Como no podía ser de otro modo, los poderosos de este mundo entendieron la sutil complicidad objetiva de tal conducta y se aprovecharon de ella sin hacer ningún caso práctico incluso de sus recomendaciones o acusaciones más acertadas. Dos piadosos caudillos, Bush y Aznar, hicieron oídos sordos cuando Juan Pablo II condenó, por ilegal, la guerra de Irak. Y al utilizarlo contra el comunismo, se le hizo de algún modo corresponsable del capitalismo salvaje y genocida,criticado por él, que asoló después los países del Este. Aunque sus viajes misioneros a tantos Estados le permitieron recordar a sus gobernantes que él gozaba de un liderazgo mundial sobre más de 1.000 millones de súbditos y que en el mercado ideológico globalizado, con el liberalismo y el comunismo en crisis, el producto de su pensamiento único era el de mejor venta a la hora de lograr un statu quo sin sobresaltos revolucionarios, no logró con sus tópicos y casi obvios mensajes moralizantes inquietarlos ni moverlos, pues cualquier gobernante, ya sea honrado, cínico o hipócrita, los acepta y proclama sin necesidad de convertirlos en realidad por exigencia inevitable de una buena imagen.

Uno se pregunta: ¿seguiría el mundo estando como está si esos 1.000 millones de católicos organizados estuvieran dispuestos a demostrar su fe cristiana amando a la humanidad de manera efectiva y fuesen movilizados por el carisma de su líder mundial para enfrentarse, de forma pacífica pero radical, a las oligarquías de poder económico, político y mediático del sistema imperante? ¿No sería ésa la verdadera Iglesia católica, la virtuosa real y no la virtual, aparente y falsa; la única mensajera de un espíritu de santidad inseparable del amor fraterno universal : el que comunicó en calidad y no en cantidad, no con espectáculos superficiales de masas fanatizadas y pueriles, sino al fondo de las almas, el Papa sencillamente bueno, Juan XXIII, cuya contraimagen representa, sin duda, el papado polaco?
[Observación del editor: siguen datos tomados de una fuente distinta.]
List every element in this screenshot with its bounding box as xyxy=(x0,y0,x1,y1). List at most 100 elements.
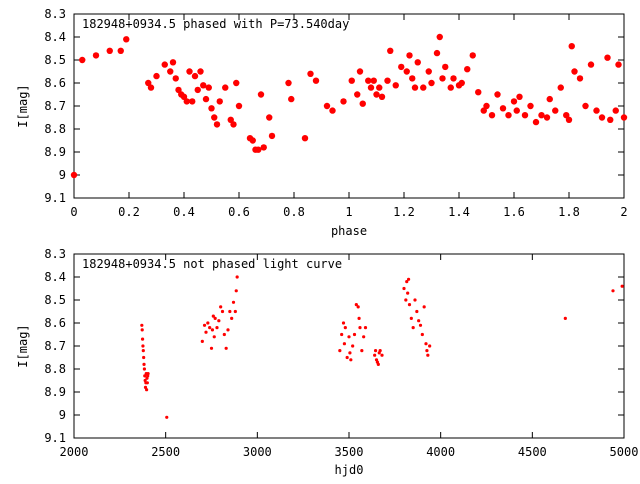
data-point xyxy=(358,326,362,330)
data-point xyxy=(552,107,559,114)
y-tick-label: 8.5 xyxy=(44,293,66,307)
y-tick-label: 8.3 xyxy=(44,247,66,261)
data-point xyxy=(576,75,584,82)
data-point xyxy=(409,316,413,320)
data-point xyxy=(217,319,221,323)
data-point xyxy=(563,316,567,320)
data-point xyxy=(338,349,342,353)
x-tick-label: 2 xyxy=(620,205,627,219)
data-point xyxy=(488,112,496,119)
data-point xyxy=(348,351,352,355)
data-point xyxy=(222,332,226,337)
data-point xyxy=(505,112,512,119)
data-point xyxy=(175,86,182,94)
data-point xyxy=(563,112,570,119)
data-point xyxy=(323,102,331,110)
data-point xyxy=(341,321,346,325)
data-point xyxy=(510,98,518,105)
data-point xyxy=(373,91,380,98)
data-point xyxy=(557,84,564,91)
data-point xyxy=(200,82,207,89)
x-tick-label: 0.2 xyxy=(118,205,140,219)
data-point xyxy=(425,68,432,75)
x-tick-label: 1.6 xyxy=(503,205,525,219)
x-tick-label: 5000 xyxy=(610,445,639,459)
data-point xyxy=(458,79,465,87)
data-point xyxy=(380,353,384,357)
data-point xyxy=(117,47,124,54)
data-point xyxy=(147,84,155,91)
data-point xyxy=(420,332,424,337)
data-point xyxy=(593,107,600,114)
data-point xyxy=(354,303,358,307)
data-point xyxy=(415,309,419,314)
data-point xyxy=(442,63,449,71)
data-point xyxy=(378,349,382,353)
data-point xyxy=(411,84,419,91)
data-point xyxy=(611,289,615,293)
data-point xyxy=(257,91,265,98)
data-point xyxy=(568,43,575,50)
data-point xyxy=(405,280,409,284)
data-point xyxy=(233,309,237,314)
x-tick-label: 0.4 xyxy=(173,205,195,219)
data-point xyxy=(347,335,351,339)
data-point xyxy=(268,132,276,140)
data-point xyxy=(143,374,147,378)
x-axis-label: phase xyxy=(331,224,367,238)
data-point xyxy=(615,61,622,68)
x-tick-label: 0.8 xyxy=(283,205,305,219)
data-point xyxy=(186,68,193,75)
data-point xyxy=(363,326,368,330)
data-point xyxy=(356,305,360,309)
data-point xyxy=(527,102,534,110)
data-point xyxy=(230,121,237,128)
data-point xyxy=(224,346,228,350)
data-point xyxy=(235,102,243,110)
data-point xyxy=(92,52,100,59)
data-point xyxy=(202,323,207,327)
y-tick-label: 8.5 xyxy=(44,53,66,67)
data-point xyxy=(426,353,430,357)
data-point xyxy=(200,339,204,343)
data-point xyxy=(145,388,149,392)
data-points xyxy=(70,33,628,179)
data-point xyxy=(354,91,361,98)
data-point xyxy=(183,98,190,105)
data-point xyxy=(362,335,366,339)
y-tick-label: 9 xyxy=(59,408,66,422)
data-point xyxy=(234,289,238,293)
data-point xyxy=(266,114,273,121)
data-point xyxy=(404,298,408,302)
data-point xyxy=(307,70,314,78)
data-point xyxy=(521,112,529,119)
data-point xyxy=(392,82,399,89)
data-point xyxy=(260,144,267,151)
data-point xyxy=(546,95,553,103)
data-point xyxy=(215,326,219,330)
data-point xyxy=(169,59,177,66)
y-tick-label: 8.8 xyxy=(44,362,66,376)
data-point xyxy=(342,342,347,346)
data-point xyxy=(352,332,357,337)
data-point xyxy=(142,355,146,360)
chart-title: 182948+0934.5 phased with P=73.540day xyxy=(82,17,349,31)
data-point xyxy=(204,330,208,334)
data-point xyxy=(565,116,573,124)
data-point xyxy=(532,118,540,126)
data-point xyxy=(213,316,217,320)
data-point xyxy=(406,277,411,281)
data-point xyxy=(433,49,441,57)
y-tick-label: 8.8 xyxy=(44,122,66,136)
y-tick-label: 8.3 xyxy=(44,7,66,21)
data-point xyxy=(475,89,482,96)
data-point xyxy=(202,95,210,103)
data-point xyxy=(340,98,347,105)
data-point xyxy=(140,328,144,332)
data-point xyxy=(227,116,234,124)
data-point xyxy=(211,314,215,318)
y-tick-label: 8.7 xyxy=(44,339,66,353)
data-point xyxy=(329,107,336,114)
data-point xyxy=(180,93,188,101)
data-point xyxy=(425,349,429,353)
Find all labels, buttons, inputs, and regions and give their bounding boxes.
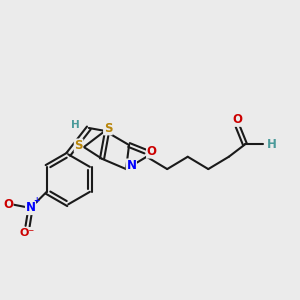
Text: O: O (232, 113, 243, 126)
Text: O⁻: O⁻ (20, 228, 35, 238)
Text: O: O (3, 198, 13, 211)
Text: H: H (71, 120, 80, 130)
Text: S: S (74, 139, 83, 152)
Text: +: + (33, 196, 40, 205)
Text: S: S (104, 122, 112, 135)
Text: O: O (147, 145, 157, 158)
Text: N: N (126, 159, 136, 172)
Text: N: N (26, 202, 35, 214)
Text: H: H (266, 138, 276, 151)
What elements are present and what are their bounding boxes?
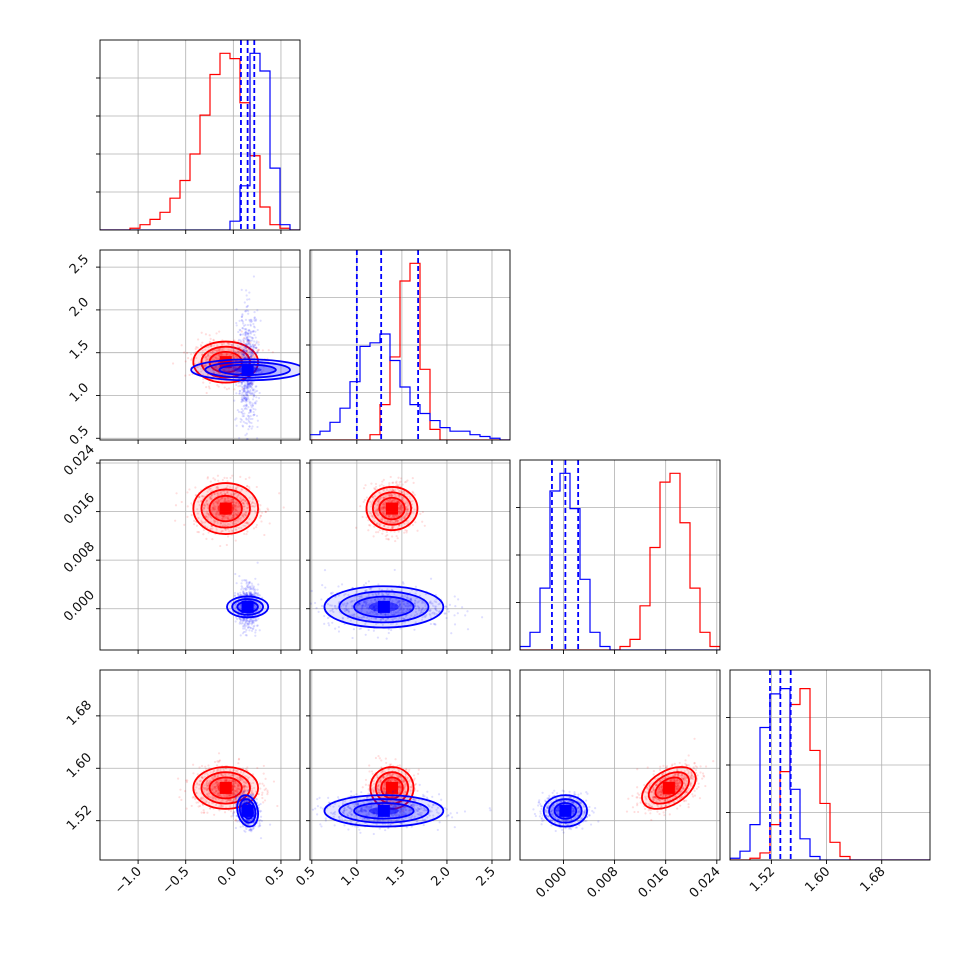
x-tick-label-3-2: 1.68 <box>857 864 888 895</box>
panel-frame <box>309 459 511 651</box>
histogram-series-0-param-2 <box>520 472 720 650</box>
scatter-panel-2-1 <box>306 459 511 654</box>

Con su agonía, muerte y funeral, Karol Wojtyla ha emitido sin saberlo su mensaje más espiritual y cristiano. Gracias a la sobreactuación y al exceso de todos los responsables y partícipes en los ceremoniales televisados, se han revelado a las almas sensibles en profundidad y no sensibleras la gran tramoya de un papado y la falsa imagen de una Iglesia demasiado dominada por los tres enemigos del alma (mundo, demonio y carne), y esas almas se han rebelado una vez más contra ambas evocando el verdadero sentido de su Iglesia, secuestrada por sus tentadores. Un Papa ya desesperadamente mudo; la adulación postrera de sus colegas en el poder temporal a por jirones de su prestigiosa, por harto conocida, túnica televisiva; la aclamación y el llanto de unas masas típicas de nuestra sociedad del espectáculo, que han visto manipulados sus legítimos sentimientos de piedad..., todo ello simboliza perfectamente el final sin futuro de una secular ceremonia de la confusión entre el paganismo idólatra que practica esta civilización materialista y el espíritu original del cristianismo. Final, con todo, nada próximo, pues las previsiones sucesorias del papado extinto auguran el continuismo suicida de una lenta agonía en este siglo. Pero ese final alienta, al mismo tiempo y no en menor medida, una nueva resurrección del Cristo, entendido como símbolo de toda persona humana que, de un modo u otro y en virtud de cualquier fe, entrega la vida al servicio de su prójimo, próximo o lejano. Será el mismo Cristo que tantas veces en la historia ha sido entregado por los suyos para ser crucificado bajo el poder imperial del Pilatos de turno.

J. A. González Casanova es profesor de Derecho Constitucional de la UB.